Si te gusta la música, te dedicará tus canciones favoritas. Si te alegran las flores, las recibirás a mansalva.

O quién sabe por lo que le dará: Notitas cariñosas, miradas enfebrecidas, recitales de piropos, cánticos en la madrugada, etc.

romántico

Acaparamiento y celos

Horror. Aquí viene la peor parte si este Leo no te gusta o tu estilo es más relajado.

Leo no se limita a decirte que te idolatra con cada parte de su ser. Además, te lo demuestra.

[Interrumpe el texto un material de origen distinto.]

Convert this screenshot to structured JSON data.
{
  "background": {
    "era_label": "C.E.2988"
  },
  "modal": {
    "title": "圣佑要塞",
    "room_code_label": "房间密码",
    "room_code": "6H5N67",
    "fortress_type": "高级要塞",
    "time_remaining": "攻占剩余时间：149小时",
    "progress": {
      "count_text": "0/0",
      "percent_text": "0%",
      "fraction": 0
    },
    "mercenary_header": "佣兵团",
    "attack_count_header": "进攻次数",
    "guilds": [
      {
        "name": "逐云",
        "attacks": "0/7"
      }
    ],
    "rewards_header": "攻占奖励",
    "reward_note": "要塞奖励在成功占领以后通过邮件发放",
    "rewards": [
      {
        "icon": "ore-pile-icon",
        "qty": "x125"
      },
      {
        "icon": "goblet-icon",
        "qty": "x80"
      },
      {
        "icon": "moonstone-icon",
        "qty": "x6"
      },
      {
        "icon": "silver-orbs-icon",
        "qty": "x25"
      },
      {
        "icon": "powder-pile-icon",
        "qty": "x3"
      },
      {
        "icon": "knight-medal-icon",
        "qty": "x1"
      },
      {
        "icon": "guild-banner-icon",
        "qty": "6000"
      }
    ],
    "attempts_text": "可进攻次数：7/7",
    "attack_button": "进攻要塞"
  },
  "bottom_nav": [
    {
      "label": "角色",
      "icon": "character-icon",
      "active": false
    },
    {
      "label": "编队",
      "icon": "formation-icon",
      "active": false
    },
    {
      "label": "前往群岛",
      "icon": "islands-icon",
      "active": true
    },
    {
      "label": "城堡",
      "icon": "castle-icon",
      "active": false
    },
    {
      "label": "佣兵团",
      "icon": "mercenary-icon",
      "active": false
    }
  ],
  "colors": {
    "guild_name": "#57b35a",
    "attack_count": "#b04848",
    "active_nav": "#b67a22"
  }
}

Su adoración por ti queda reflejada en sus acciones.

Todo el tiempo está pendiente de ti: “¿Qué quiere mi rey / mi reina?”

Si es un hombre, sigue la tradición. Éste es de los que te abren la puerta del coche y te colocan la silla en el restaurante.

Está tan fascinado contigo, que te sigue hasta la puerta del baño. Además de que necesita tu presencia como el respirar, no podría consentir que un ventilador osara despeinarte en el trayecto.

Aunque lo peor son los celos. Leones y leonas rugen furiosos cuando te ven coqueteando con otra persona.

Cuando Leo está en esta fase de atontamiento, es extremadamente posesivo y celoso. Si sales con él/ella, tenlo en cuenta.

Generosidad desbordada

De por sí, la generosidad de Leo es una de sus virtudes más sonadas. Ahora, imagínate hasta dónde llega cuando está desfallecido de amor por ti. (Hay que exagerar, al estilo Leo.)

Sus sentimientos desbordados se manifiestan también en lo material.

Te invitará a lo más caro. Sus regalos te dejarán sin aliento. Querrá impresionarte y lo conseguirá.

En definitiva, te hará sentir como en una de esas películas que culminan con la pareja besándose en un entorno de ensueño, mientras que coloridos fuegos artificiales iluminan la noche.